Figure 3. LPS induces RAT of CCR5 in primary mouse macrophages.

(A–I) Mouse macrophages were treated with or without 100 ng/ml LPS in the absence (B–E) or presence of 30 μM FB1 (F–I) for 16 hr. (A) The amount of dihydroceramide with the indicated amide-linked acyl chains in the cells was determined through LC-MS measurement. Results are reported as mean ±S.E. from three independent experiments. (B–I) Macrophages were subjected to immunofluorescent microscopy analysis with an antibody against the seoncd extracellular loop of CCR5(A) in the absence or presence of saponin-mediated cell permeabilization. Scale bar = 10 μm. (J and K) Macrophages treated without (J) or with (K) 100 ng/ml LPS for 24 hr were subjected to immuno-gold EM analysis with an antibody against the N-terminal domain of CCR5. Scale bar = 200 nm. (L) The number of intracellular and extracellular-localized CCR5 labeled by gold clusters per cell was quantified from macrophages treated with (n = 20) and without LPS (n = 28). The results are reported as mean ±S.D. This number should be smaller than that of CCR5 molecules, as it did not include CCR5 labeled by a single gold particle, the specificity of which was difficult to determine.

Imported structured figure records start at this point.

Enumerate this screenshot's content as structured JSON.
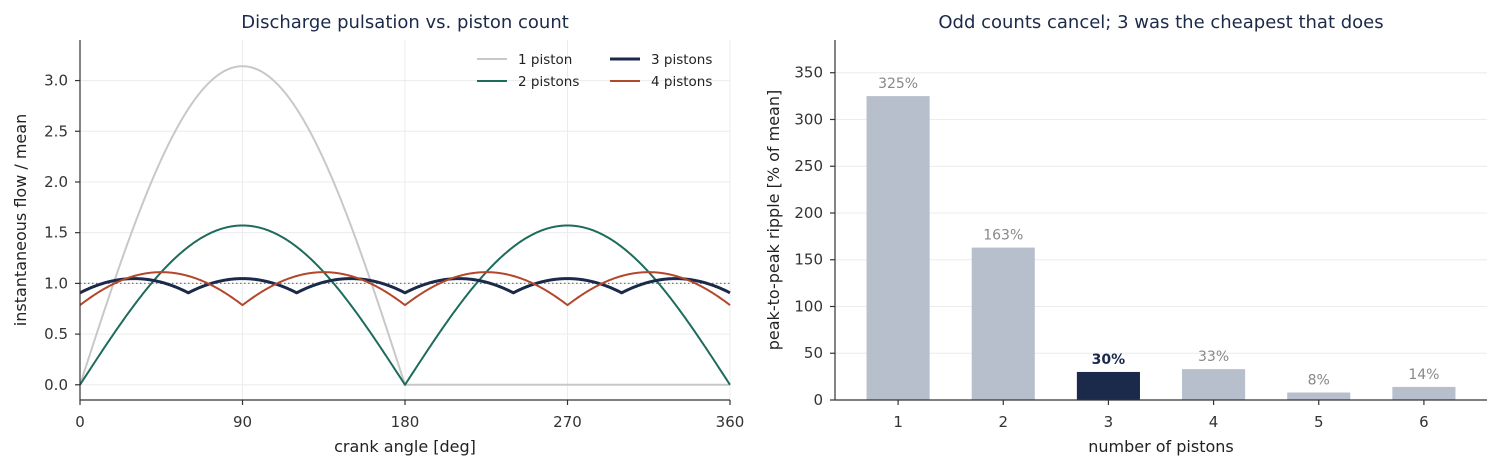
{
  "chart_data": [
    {
      "type": "line",
      "title": "Discharge pulsation vs. piston count",
      "xlabel": "crank angle [deg]",
      "ylabel": "instantaneous flow / mean",
      "xlim": [
        0,
        360
      ],
      "ylim": [
        -0.15,
        3.4
      ],
      "xticks": [
        "0",
        "90",
        "180",
        "270",
        "360"
      ],
      "yticks": [
        "0.0",
        "0.5",
        "1.0",
        "1.5",
        "2.0",
        "2.5",
        "3.0"
      ],
      "grid": true,
      "legend": "top-right",
      "reference_line": {
        "y": 1.0,
        "style": "dotted",
        "color": "#777777"
      },
      "series": [
        {
          "name": "1 piston",
          "pistons": 1,
          "color": "#c8c8c8",
          "emphasis": false
        },
        {
          "name": "2 pistons",
          "pistons": 2,
          "color": "#1e6b5c",
          "emphasis": false
        },
        {
          "name": "3 pistons",
          "pistons": 3,
          "color": "#1b2a4a",
          "emphasis": true
        },
        {
          "name": "4 pistons",
          "pistons": 4,
          "color": "#b3472b",
          "emphasis": false
        }
      ]
    },
    {
      "type": "bar",
      "title": "Odd counts cancel; 3 was the cheapest that does",
      "xlabel": "number of pistons",
      "ylabel": "peak-to-peak ripple [% of mean]",
      "ylim": [
        0,
        385
      ],
      "yticks": [
        "0",
        "50",
        "100",
        "150",
        "200",
        "250",
        "300",
        "350"
      ],
      "grid": true,
      "categories": [
        "1",
        "2",
        "3",
        "4",
        "5",
        "6"
      ],
      "values": [
        325,
        163,
        30,
        33,
        8,
        14
      ],
      "data_labels": [
        "325%",
        "163%",
        "30%",
        "33%",
        "8%",
        "14%"
      ],
      "highlight_index": 2,
      "colors": {
        "bar": "#b8bfcc",
        "highlight": "#1b2a4a",
        "label": "#888888"
      }
    }
  ]
}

Figure 3—figure supplement 1. The specificity of CCR5 immunofluorescent microscopy.

Permeabilized mouse macrophages from wildtype (WT) or Ccr5 mice were subjected to immunofluorescent microscopy analysis with an antibody against the second extracellular loop of CCR5(A). Scale bar = 10 μm.

Figure 3—figure supplement 2. CCR5 is localized on cell surface regardless of LPS treatment.

Lighter exposure of images shown in Figure 3D and E. Scale bar = 10 µm.

Figure 3—figure supplement 3. LPS stimulates RAT of CCR5 in macrophages.

CCR5 was detected in macrophages through EM as described in Figure 3J and K. Scale bar = 100 nm.